Patrick Baudouin, président d'honneur de la Fédération internationale des droits de l'homme (FIDH), est avocat, familier des affaires terroristes. Il a défendu des mis en examen en France et des victimes du terrorisme, notamment les familles des moines de Tibéhirine.
La notion de «projet d’attentat» existe-t-elle en droit pénal ?
La notion n’existe pas sous cette forme en droit pénal. Il n’y est pas question de «projet» en tant que tel, mais d’accumulation d’indices montrant la préparation d’un acte de terrorisme. Il s’agit de chercher une intention plutôt qu’un projet, qui suppose des éléments matériels avec des plans déterminés. Il suffit pour les enquêteurs de rassembler des échanges par Internet, des phrases ambiguës, des souhaits pour parler d’une intention, même sans éléments matériels.
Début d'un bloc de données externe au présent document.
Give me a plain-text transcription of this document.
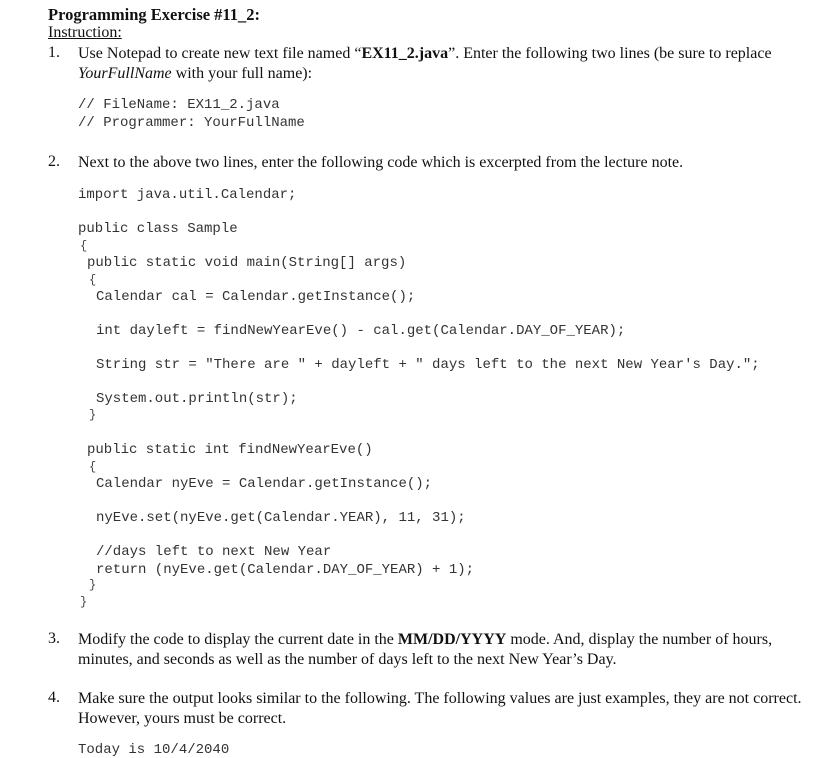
Programming Exercise #11_2:
Instruction:
1.	Use Notepad to create new text file named “EX11_2.java”. Enter the following two lines (be sure to replace
YourFullName with your full name):
// FileName: EX11_2.java
// Programmer: YourFullName
2.	Next to the above two lines, enter the following code which is excerpted from the lecture note.
import java.util.Calendar;
public class Sample
{
public static void main(String[] args)
{
Calendar cal = Calendar.getInstance();
int dayleft = findNewYearEve() - cal.get(Calendar.DAY_OF_YEAR);
String str = "There are " + dayleft + " days left to the next New Year's Day.";
System.out.println(str);
}
public static int findNewYearEve()
{
Calendar nyEve = Calendar.getInstance();
nyEve.set(nyEve.get(Calendar.YEAR), 11, 31);
//days left to next New Year
return (nyEve.get(Calendar.DAY_OF_YEAR) + 1);
}
}
3.	Modify the code to display the current date in the MM/DD/YYYY mode. And, display the number of hours, minutes, and seconds as well as the number of days left to the next New Year’s Day.
4.	Make sure the output looks similar to the following. The following values are just examples, they are not correct. However, yours must be correct.
Today is 10/4/2040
D’où provient cette expression ?
Elle est insidieusement entrée dans le terrain politique, et dans l’opinion publique, puis dans le champ juridique, sans être reprise telle quelle dans les jugements ou les procédures. Un projet supposerait une définition précise avec une programmation. Or il peut rester extrêmement vague, fondé sur des intentions.
La notion est donc très élastique ?
C’est une remise en cause du fondement du droit pénal. Il faut, ou plutôt il fallait jusqu’à aujourd’hui, un début d’élément matériel. De plus en plus, on bascule dans un délit d’intention. L’association de malfaiteurs en lien avec une entreprise terroriste, intégrée dans le code pénal en 1996 aux lendemains des attentats de Saint-Michel, a dévié sur la simple prise en compte de l’élément intentionnel. Tarnac en est un bon exemple. C’est une déviation par rapport au droit pénal.
Le juge Marc Trévidic décrit de la façon suivante l'association de malfaiteurs dans son premier livre : «Un outil très efficace mais dangereux pour les libertés individuelles. On réprime non l'acte de terrorisme pas encore commis, mais la préparation de cet acte.»
L’intention est-elle pénalisée d’une manière similaire dans d’autres matières pénales ?
Non, cela n’existe que pour le terrorisme en France.
Comment l’expliquer ?
Nous sommes là au cœur du débat entre liberté et sécurité, au cœur de toutes les dérives. Au lieu d’avoir une réponse rationnelle, au lieu de comprendre les causes du terrorisme, non pour l’excuser mais pour l’appréhender et trouver des solutions, on est allés dans le sens d’une répression qui s’affranchit des libertés individuelles, qui restreint les libertés. La définition très laxiste et «fourre-tout» du terrorisme a permis de faciliter les poursuites au détriment du droit pénal. Tous les étudiants apprennent pourtant sur les bancs de la faculté que le droit pénal est d’interprétation stricte…
Il y a un mouvement d'ensemble : on joue sur le texte d'incrimination lui-même, qui risque dès lors d'être utilisé contre des innocents, et on renforce les mesures de surveillance, comme le gouvernement vient de le faire avec la loi sur le renseignement. Cela procède d'un tout, et porte atteinte à l'état du droit en matière terroriste. Je suis d'ailleurs troublé que ces annonces interviennent au moment où le Conseil constitutionnel examine ce texte de loi. Cela ajoute une pression supplémentaire, consciente ou inconsciente.
Nous avons encore peu d’éléments sur le projet, il faudra voir et vérifier. On ne peut pas avaler et avaliser tout ce qu’on nous dit. On perd la raison, et surtout, on nous la fait perdre.